John Longworth, Director General at the British Chambers of Commerce (BCC), has said that there is a long road back to restoring business confidence in banks.

His comments come following the announcement by the Financial Services Authority that it has found ‘serious failings’ in the sale of financial products to small to medium sized enterprises (SMEs).

“The ‘serious failings’ found by the FSA in the sale of interest rate swap products will only damage business’ perception of banks further," he said.

"Those that feel they are victims of mis-selling must have access to an independent assessment as soon as possible, as business survival may depend on it. Clear guidance and transparent timetables on reaching a judgment should be the bare minimum of any system of redress.

“Many businesses look at practices undertaken by some in the financial services industry in disbelief and horror. Relationships between institutions that provide finance and those that receive it must be based on trust. Unfortunately, the revelations of the last week will only erode confidence in the banking system, and it will be a long road back to restore it.

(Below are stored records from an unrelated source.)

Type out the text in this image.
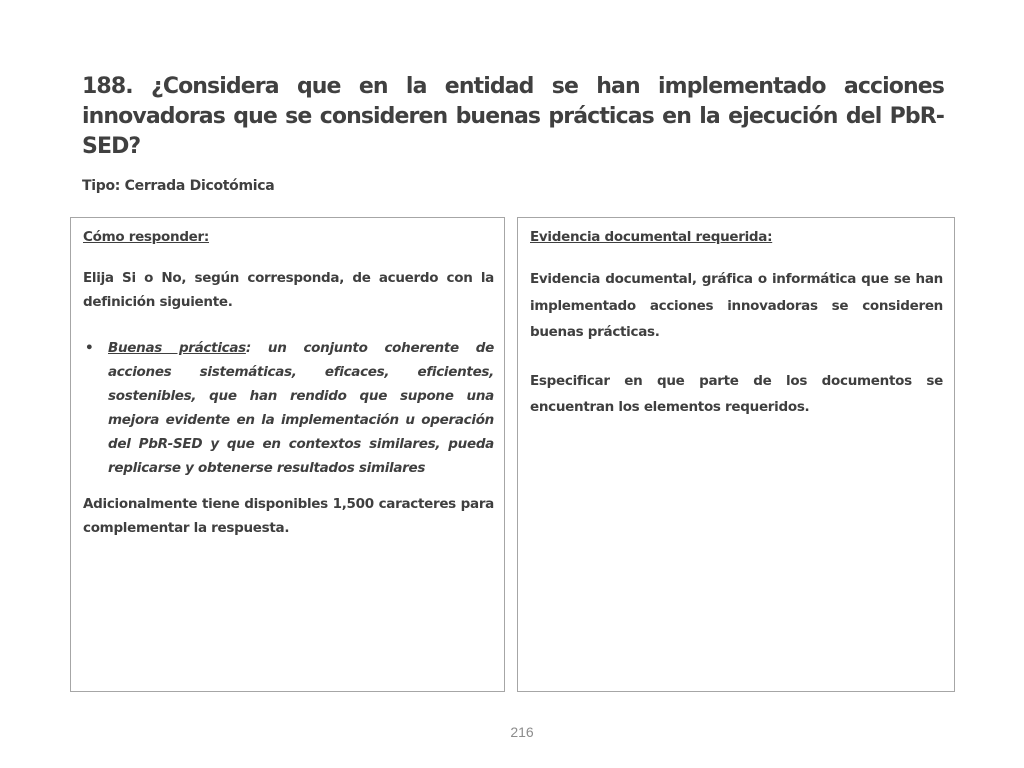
188. ¿Considera que en la entidad se han implementado acciones innovadoras que se consideren buenas prácticas en la ejecución del PbR-SED?
Tipo: Cerrada Dicotómica
Cómo responder:

Elija Si o No, según corresponda, de acuerdo con la definición siguiente.

• Buenas prácticas: un conjunto coherente de acciones sistemáticas, eficaces, eficientes, sostenibles, que han rendido que supone una mejora evidente en la implementación u operación del PbR-SED y que en contextos similares, pueda replicarse y obtenerse resultados similares

Adicionalmente tiene disponibles 1,500 caracteres para complementar la respuesta.

Evidencia documental requerida:

Evidencia documental, gráfica o informática que se han implementado acciones innovadoras se consideren buenas prácticas.

Especificar en que parte de los documentos se encuentran los elementos requeridos.

216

“Lenders will need to do everything possible to rebuild their connections with the business community, so the economy can function in an orderly way again. But trust is hard to earn and easily lost, and a fundamental change in how banks and their business customers interact will not happen overnight. For this reason, the government must do two things to get the economy moving.

"The first is to breed confidence that wrong-doers will be held to proper account. The second is to create a state-backed business bank that will serve as a trusted source of finance provision when the banks can't or won't back growing businesses. Only then will we see a stable base from which businesses can drive a sustained economic recovery in the UK.”